“Cole’s poems explore the intersection of the domestic and the ecstatic, with language that both chafes against and sings toward its source in the body.” Poetryfoundation.org
Poetry Ireland and the School of English, Trinity College Dublin present a reading with Henri Cole, on a rare visit to Ireland.
Born in Fukuoka, Japan, and raised in Virginia, Henri grew up in a household where French, Armenian, and English were spoken. He has published nine collections of poetry, including Middle Earth, which was a finalist for the Pulitzer Prize in Poetry. He has received many awards for his work, including the Jackson Prize, the Kingsley Tufts Award, the Rome Prize, the Berlin Prize, the Lenore Marshall Award, and the Award of Merit Medal in Poetry from the Academy of Arts and Letters. His most recent collection is Nothing to Declare, published by Farrar, Straus and Giroux.
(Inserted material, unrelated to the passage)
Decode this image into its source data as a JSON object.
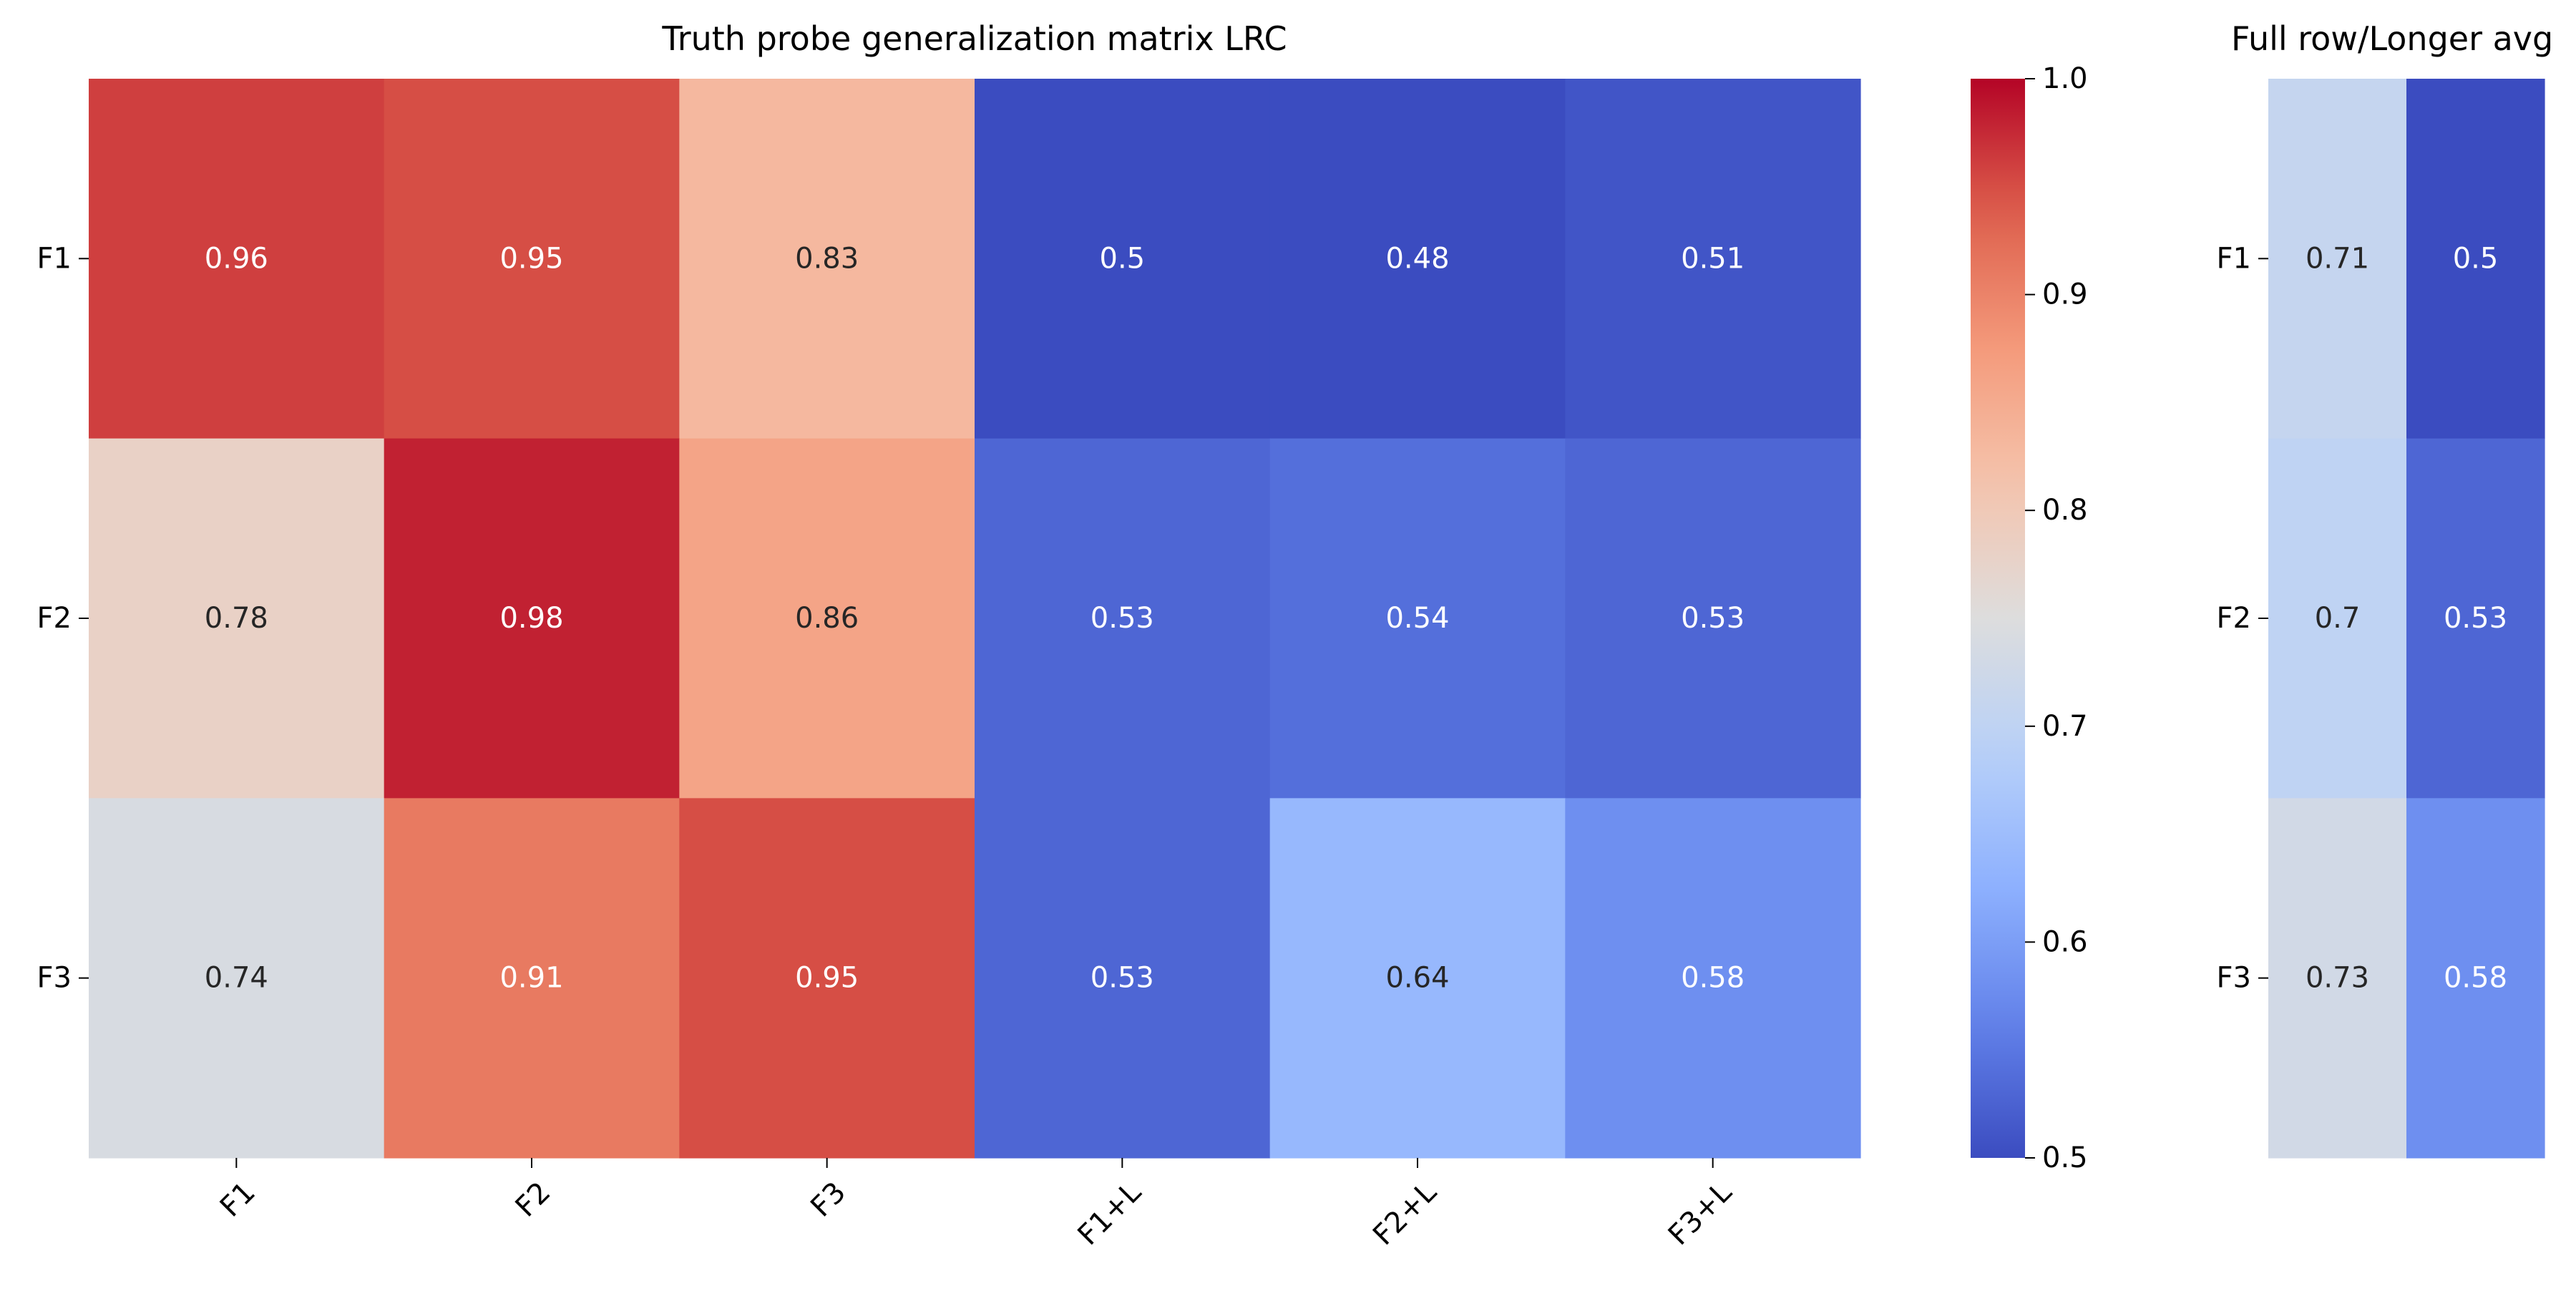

He teaches at Claremont McKenna College.
Henri will be introduced by Dr Philip Coleman, School of English, Trinity College Dublin
“In Cole’s hands [simile] becomes a dazzling figure for the self that is not identical to itself, the always self-estranged subject, the self amazed by its origins, the distances it has traveled, the desires it has fed, the death it always faces.”